By Easter 2016, the academy coach sent around data showing high-attending prep kids at Aurukun were on track for reading, along with their colleagues at Coen and Hope Vale. By the end of the following month the Aurukun campus of the academy was dead.

The academy’s extended school day, which ended at 4pm rather than 2.30, was abandoned. The extra hours enabled culture and club extra-curricular programs to be offered. One of the extra-curricular programs was the music program, developed with jazz virtuoso James Morrison and the Queensland Music Festival. Aurukun kids learned to play trumpet, trombone, saxophone, drums, guitars and pianos in a stage band, performing at jazz and school music festivals, and the opening of an envelope. It was truly the pride and joy of the school.

The stage band is now defunct in Aurukun after seven years. There is talk it may be revived, but I know the department is not good at this stuff. It doesn’t appear to have ambitions for the children or want to go the extra mile for them.
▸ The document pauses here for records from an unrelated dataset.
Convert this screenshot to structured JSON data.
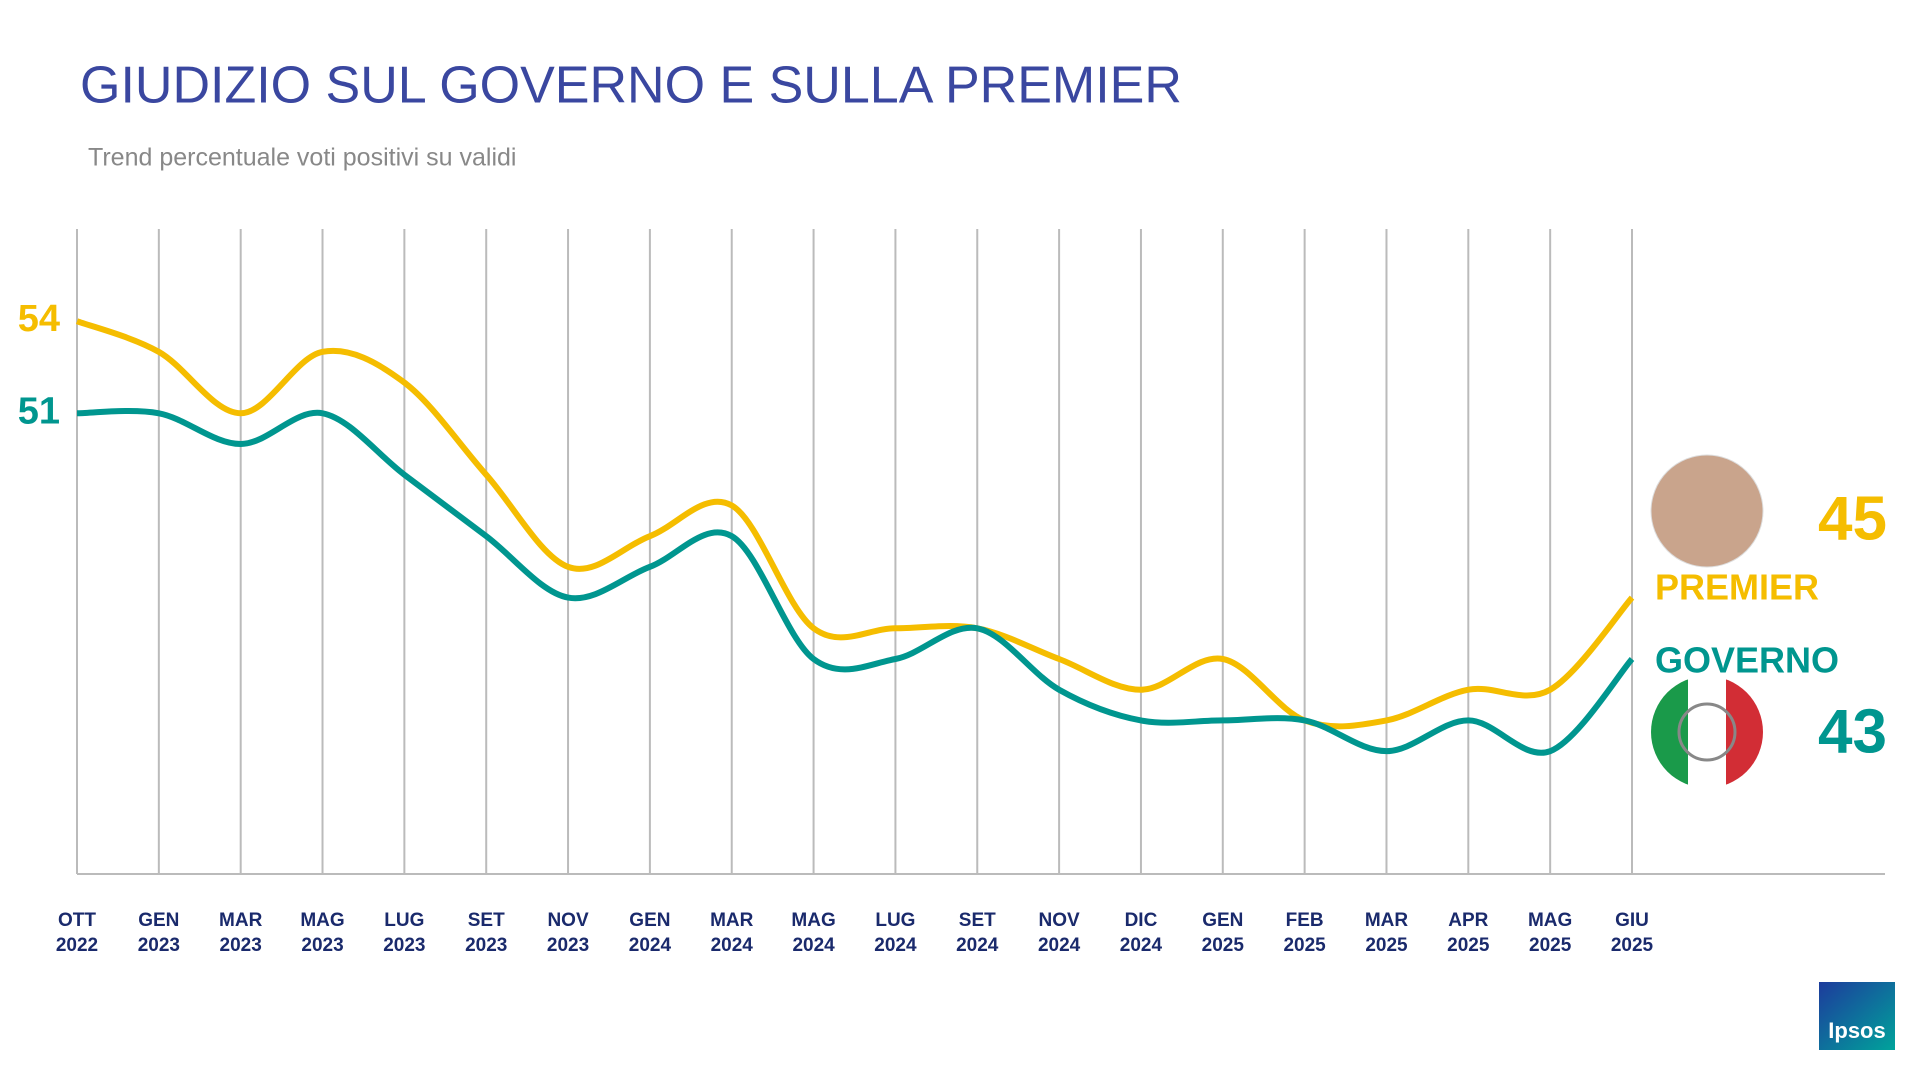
{
  "chart_data": {
    "type": "line",
    "title": "GIUDIZIO SUL GOVERNO E SULLA PREMIER",
    "subtitle": "Trend percentuale voti positivi su validi",
    "categories": [
      "OTT 2022",
      "GEN 2023",
      "MAR 2023",
      "MAG 2023",
      "LUG 2023",
      "SET 2023",
      "NOV 2023",
      "GEN 2024",
      "MAR 2024",
      "MAG 2024",
      "LUG 2024",
      "SET 2024",
      "NOV 2024",
      "DIC 2024",
      "GEN 2025",
      "FEB 2025",
      "MAR 2025",
      "APR 2025",
      "MAG 2025",
      "GIU 2025"
    ],
    "series": [
      {
        "name": "PREMIER",
        "color": "#f5bd00",
        "values": [
          54,
          53,
          51,
          53,
          52,
          49,
          46,
          47,
          48,
          44,
          44,
          44,
          43,
          42,
          43,
          41,
          41,
          42,
          42,
          45
        ]
      },
      {
        "name": "GOVERNO",
        "color": "#00968f",
        "values": [
          51,
          51,
          50,
          51,
          49,
          47,
          45,
          46,
          47,
          43,
          43,
          44,
          42,
          41,
          41,
          41,
          40,
          41,
          40,
          43
        ]
      }
    ],
    "ylim": [
      36,
      57
    ],
    "logo": "Ipsos"
  }
}
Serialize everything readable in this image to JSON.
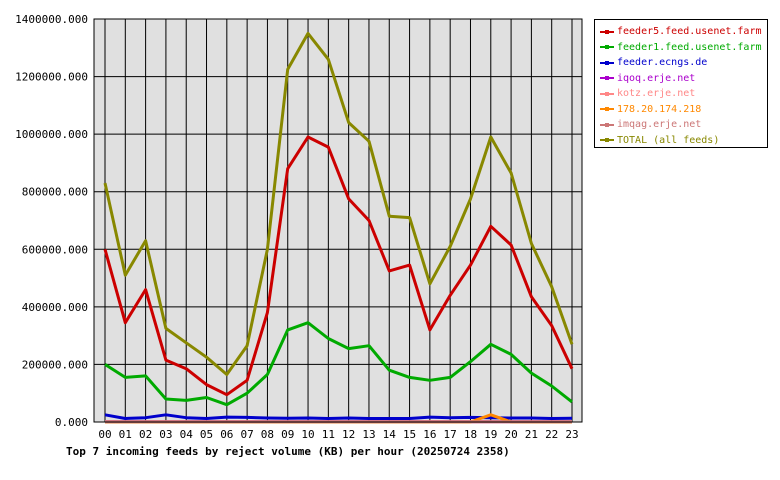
{
  "chart_data": {
    "type": "line",
    "title": "Top 7 incoming feeds by reject volume (KB) per hour (20250724 2358)",
    "xlabel": "",
    "ylabel": "",
    "x": [
      "00",
      "01",
      "02",
      "03",
      "04",
      "05",
      "06",
      "07",
      "08",
      "09",
      "10",
      "11",
      "12",
      "13",
      "14",
      "15",
      "16",
      "17",
      "18",
      "19",
      "20",
      "21",
      "22",
      "23"
    ],
    "yticks": [
      "0.000",
      "200000.000",
      "400000.000",
      "600000.000",
      "800000.000",
      "1000000.000",
      "1200000.000",
      "1400000.000"
    ],
    "ylim": [
      0,
      1400000
    ],
    "grid": true,
    "legend_position": "top-right",
    "series": [
      {
        "name": "feeder5.feed.usenet.farm",
        "color": "#cc0000",
        "values": [
          600000,
          345000,
          460000,
          215000,
          185000,
          130000,
          95000,
          145000,
          380000,
          880000,
          990000,
          955000,
          775000,
          700000,
          525000,
          545000,
          320000,
          440000,
          545000,
          680000,
          615000,
          435000,
          335000,
          185000
        ]
      },
      {
        "name": "feeder1.feed.usenet.farm",
        "color": "#00aa00",
        "values": [
          200000,
          155000,
          160000,
          80000,
          75000,
          85000,
          60000,
          100000,
          165000,
          320000,
          345000,
          290000,
          255000,
          265000,
          180000,
          155000,
          145000,
          155000,
          210000,
          270000,
          235000,
          170000,
          125000,
          70000
        ]
      },
      {
        "name": "feeder.ecngs.de",
        "color": "#0000cc",
        "values": [
          25000,
          12000,
          15000,
          25000,
          15000,
          12000,
          17000,
          16000,
          14000,
          13000,
          14000,
          12000,
          14000,
          12000,
          12000,
          12000,
          17000,
          15000,
          16000,
          15000,
          14000,
          14000,
          12000,
          13000
        ]
      },
      {
        "name": "iqoq.erje.net",
        "color": "#aa00cc",
        "values": [
          1000,
          1000,
          1000,
          1000,
          1000,
          1000,
          1000,
          1000,
          1000,
          1000,
          1000,
          1000,
          1000,
          1000,
          1000,
          1000,
          1000,
          1000,
          1000,
          1000,
          1000,
          1000,
          1000,
          1000
        ]
      },
      {
        "name": "kotz.erje.net",
        "color": "#ff8888",
        "values": [
          1000,
          1000,
          1000,
          1000,
          1000,
          1000,
          1000,
          1000,
          1000,
          1000,
          1000,
          1000,
          1000,
          1000,
          1000,
          1000,
          1000,
          1000,
          1000,
          1000,
          1000,
          1000,
          1000,
          1000
        ]
      },
      {
        "name": "178.20.174.218",
        "color": "#ff8800",
        "values": [
          0,
          0,
          0,
          0,
          0,
          0,
          0,
          0,
          0,
          0,
          0,
          0,
          0,
          0,
          0,
          0,
          0,
          0,
          0,
          25000,
          0,
          0,
          0,
          0
        ]
      },
      {
        "name": "imqag.erje.net",
        "color": "#cc7777",
        "values": [
          1000,
          1000,
          1000,
          1000,
          1000,
          1000,
          1000,
          1000,
          1000,
          1000,
          1000,
          1000,
          1000,
          1000,
          1000,
          1000,
          1000,
          1000,
          1000,
          1000,
          1000,
          1000,
          1000,
          1000
        ]
      },
      {
        "name": "TOTAL (all feeds)",
        "color": "#888800",
        "values": [
          830000,
          510000,
          630000,
          325000,
          275000,
          225000,
          165000,
          265000,
          600000,
          1225000,
          1350000,
          1260000,
          1040000,
          975000,
          715000,
          710000,
          480000,
          610000,
          775000,
          990000,
          865000,
          620000,
          470000,
          270000
        ]
      }
    ]
  }
}
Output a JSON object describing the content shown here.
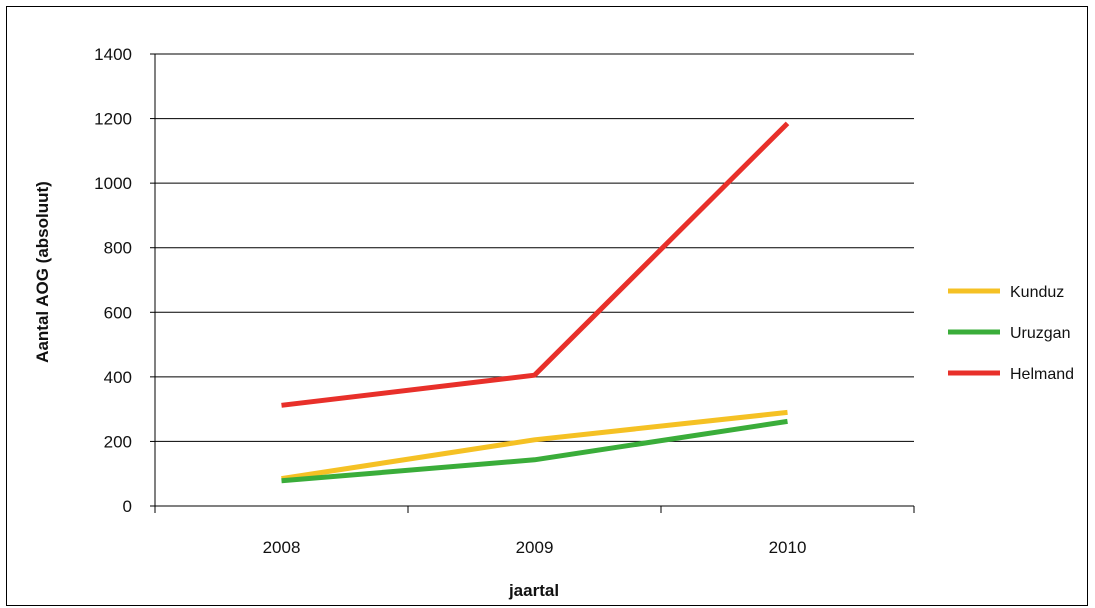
{
  "chart_data": {
    "type": "line",
    "title": "",
    "xlabel": "jaartal",
    "ylabel": "Aantal AOG (absoluut)",
    "categories": [
      "2008",
      "2009",
      "2010"
    ],
    "ylim": [
      0,
      1400
    ],
    "yticks": [
      0,
      200,
      400,
      600,
      800,
      1000,
      1200,
      1400
    ],
    "grid": true,
    "legend_position": "right",
    "series": [
      {
        "name": "Kunduz",
        "color": "#f5c124",
        "values": [
          85,
          205,
          290
        ]
      },
      {
        "name": "Uruzgan",
        "color": "#3aad3a",
        "values": [
          78,
          143,
          262
        ]
      },
      {
        "name": "Helmand",
        "color": "#e8302a",
        "values": [
          312,
          405,
          1185
        ]
      }
    ]
  }
}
Last year’s National Assessment Program — Literacy and Numeracy results showed Auru­kun at the bottom of the Queensland system. I understand as well as anyone NAPLAN could never properly reflect the overall school performance. The attendance def­icit and sheer burdens carried by the students mean it is unfair to hold the school’s management accountable for the poor overall results. I’m not concerned about the school’s aggregate performance; rather, I am concerned with the performance of individual students. Are they showing the kind of academic growth they should be, given many of them are otherwise healthy and attending regularly? These children are entitled to learn and progress. Is the school serving them?

The new principal will leave at the end of this year to retire. Auru­kun is his last stint. I don’t think his replacement will change my pessimism about the school’s fate. So-called leaders of education such as Watterston, in my opinion, didn’t get the teaching right. The keystone to any successful school is effective instruction and for schools such as Aurukun DI is effective.

The Coen and Hope Vale campuses of the academy are progressing well. Coen is the highest attended indigenous school in Queensland. Coen is the only indigenous school in Queensland whose attendance rates range in close vicinity to the state average of around 91 per cent, and my old alma mater Hopevale is around 75 per cent. Their respective stage bands are in full song and the culture and language programs are going from strength to strength. My old school is producing children who are literate in English and our mother tongue.

Jones and Watterston walked away from the broken pieces of something precious. Every year that passes while we forget what is going on in Queensland’s most disadvantaged school is intolerable. Jones told the media: “The education of our children is our No 1 priority. I say that as the education minister and as a mother.” What does she have to say to the mothers of Aurukun now? Would she be happy for her children at Ashgrove to trade places with the kids at Aurukun?

On the anniversary of the 1967 referendum, I can’t forget the kids at Aurukun. The Premier should look honestly at the situation and pick up the pieces.